Manche Kommentatoren sind überrascht über Steinbrücks Popularität, gilt er doch als arrogant und sarkastisch. Zugute kommt ihm wohl, dass er über die Politik reden kann, als wäre er ein Unbeteiligter, als würde er wie ein "elder statesman" nur gute Ratschläge erteilen - wobei er allerdings gleichzeitig durchblicken lässt, dass er ein "Macher" ist, und zwar einer, der es besser könnte als die jetzige Regierung. Schließlich hat er als Finanzminister die Wirtschaftskrise von 2008 bewältigt, will er mitteilen. Neben dem 64-Jährigen bleibt der um neun Jahre jüngere Steinmeier, der schon einmal als Kanzlerkandidat gegen Merkel verloren hat, relativ blass.

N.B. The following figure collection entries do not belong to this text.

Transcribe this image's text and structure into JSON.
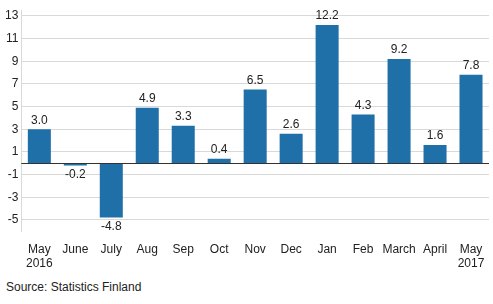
{
  "chart_data": {
    "type": "bar",
    "categories": [
      "May 2016",
      "June",
      "July",
      "Aug",
      "Sep",
      "Oct",
      "Nov",
      "Dec",
      "Jan",
      "Feb",
      "March",
      "April",
      "May 2017"
    ],
    "values": [
      3.0,
      -0.2,
      -4.8,
      4.9,
      3.3,
      0.4,
      6.5,
      2.6,
      12.2,
      4.3,
      9.2,
      1.6,
      7.8
    ],
    "value_labels": [
      "3.0",
      "-0.2",
      "-4.8",
      "4.9",
      "3.3",
      "0.4",
      "6.5",
      "2.6",
      "12.2",
      "4.3",
      "9.2",
      "1.6",
      "7.8"
    ],
    "color": "#1f6fa8",
    "ylim": [
      -6,
      13.5
    ],
    "yticks": [
      -5,
      -3,
      -1,
      1,
      3,
      5,
      7,
      9,
      11,
      13
    ],
    "grid": true,
    "data_labels": true,
    "source": "Source: Statistics Finland"
  }
}
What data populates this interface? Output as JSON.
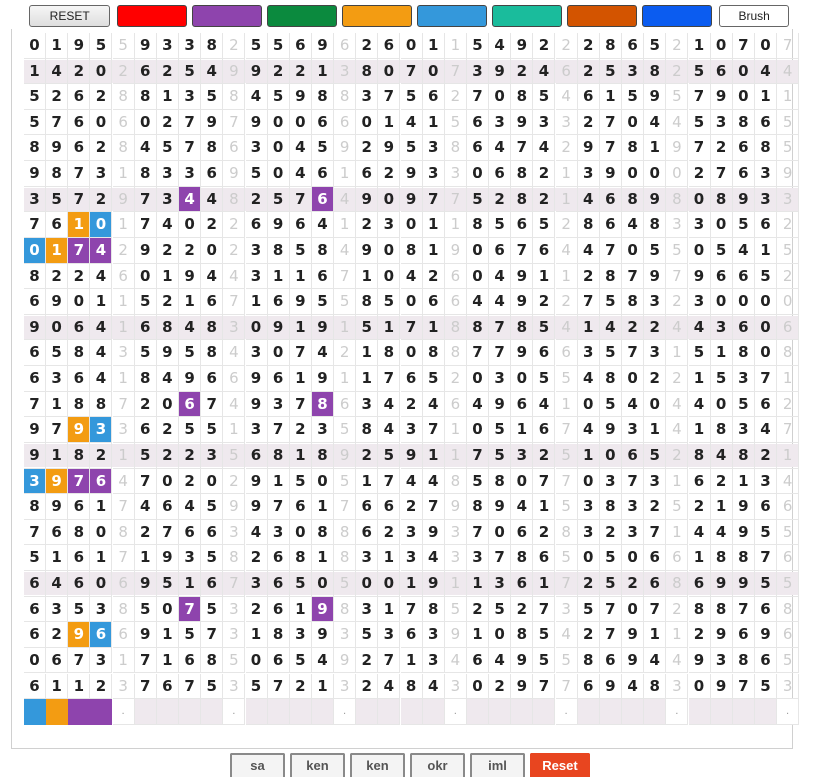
{
  "toolbar": {
    "reset_label": "RESET",
    "brush_label": "Brush",
    "swatches": [
      {
        "name": "red",
        "color": "#ff0000"
      },
      {
        "name": "purple",
        "color": "#8e44ad"
      },
      {
        "name": "green",
        "color": "#0b8a3e"
      },
      {
        "name": "orange",
        "color": "#f39c12"
      },
      {
        "name": "light-blue",
        "color": "#3498db"
      },
      {
        "name": "teal",
        "color": "#1abc9c"
      },
      {
        "name": "dark-orange",
        "color": "#d35400"
      },
      {
        "name": "blue",
        "color": "#0b5cf0"
      }
    ]
  },
  "colors": {
    "P": "#8e44ad",
    "O": "#f39c12",
    "B": "#3498db",
    "sep": "#cccccc",
    "band": "#efe9ee"
  },
  "grid": {
    "rows": [
      "01955933825569626011549222865210707",
      "14202625499221380707392462538256044",
      "52628813584598837562708546159579011",
      "57606027979006601415639332704453865",
      "89628457863045929538647429781972685",
      "98731833695046162933068213900027639",
      "35729734482576490977528214689808933",
      "76101740226964123011856528648330562",
      "01742922023858490819067644705505415",
      "82246019443116710426049112879796652",
      "69011521671695585066449227583230000",
      "90641684830919151718878541422443606",
      "65843595843074218088779663573151808",
      "63641849669619117652030554802215371",
      "71887206749378634246496410540440562",
      "97933625513723584371051674931418347",
      "91821522356818925911753251065284821",
      "39764702029150517448580770373162134",
      "89617464599761766279894153832521966",
      "76808276634308862393706283237144955",
      "51617193582681831343378650506618876",
      "64606951673650500191136172526869955",
      "63538507532619831785252735707288768",
      "62966915731839353639108542791129696",
      "06731716850654927134649558694493865",
      "61123767535721324843029776948309753"
    ],
    "shaded_rows": [
      1,
      6,
      11,
      16,
      21
    ],
    "highlights": [
      {
        "row": 6,
        "col": 7,
        "color": "P"
      },
      {
        "row": 6,
        "col": 13,
        "color": "P"
      },
      {
        "row": 7,
        "col": 2,
        "color": "O"
      },
      {
        "row": 7,
        "col": 3,
        "color": "B"
      },
      {
        "row": 8,
        "col": 0,
        "color": "B"
      },
      {
        "row": 8,
        "col": 1,
        "color": "O"
      },
      {
        "row": 8,
        "col": 2,
        "color": "P"
      },
      {
        "row": 8,
        "col": 3,
        "color": "P"
      },
      {
        "row": 14,
        "col": 7,
        "color": "P"
      },
      {
        "row": 14,
        "col": 13,
        "color": "P"
      },
      {
        "row": 15,
        "col": 2,
        "color": "O"
      },
      {
        "row": 15,
        "col": 3,
        "color": "B"
      },
      {
        "row": 17,
        "col": 0,
        "color": "B"
      },
      {
        "row": 17,
        "col": 1,
        "color": "O"
      },
      {
        "row": 17,
        "col": 2,
        "color": "P"
      },
      {
        "row": 17,
        "col": 3,
        "color": "P"
      },
      {
        "row": 22,
        "col": 7,
        "color": "P"
      },
      {
        "row": 22,
        "col": 13,
        "color": "P"
      },
      {
        "row": 23,
        "col": 2,
        "color": "O"
      },
      {
        "row": 23,
        "col": 3,
        "color": "B"
      }
    ],
    "palette_row": [
      "B",
      "O",
      "P",
      "P"
    ],
    "palette_dot": "."
  },
  "bottom_buttons": [
    {
      "name": "save-button",
      "label": "sa"
    },
    {
      "name": "ken-button-1",
      "label": "ken"
    },
    {
      "name": "ken-button-2",
      "label": "ken"
    },
    {
      "name": "okr-button",
      "label": "okr"
    },
    {
      "name": "iml-button",
      "label": "iml"
    },
    {
      "name": "reset-all-button",
      "label": "Reset",
      "style": "red"
    }
  ]
}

Seit er seiner Frau eine Niere gespendet hat, kommt er eher als der gute Kerl rüber, mit allerdings unbestrittenen Meriten als erfahrener Außenminister.
Als Pragmatiker gelten sie beide. Steinmeier hat an Schröders "Agenda 2010", die vermutlich der SPD den Wahlsieg 2005 gekostet hat, persönlich mitgewirkt, er verteidigt sie ebenso wie Steinbrück bis heute. Bei den Linken in der Partei kommt das naturgemäß nicht gut an, ebenso wenig wie bei den Grünen, die an Steinbrück überdies unliebsame Erinnerungen haben. Als Ministerpräsident von Nordrhein-Westfalen bildete er mit ihnen eine Koalition, die 2005 die Landtagswahl verlor.
Bleibt Steinbrück allerdings in den Umfragen vorn, könnte sich die Parteilinke zähneknirschend auf ihn als Kanzlerkadidaten einlassen - der interne Hader folgt dann erst nach der Wahl.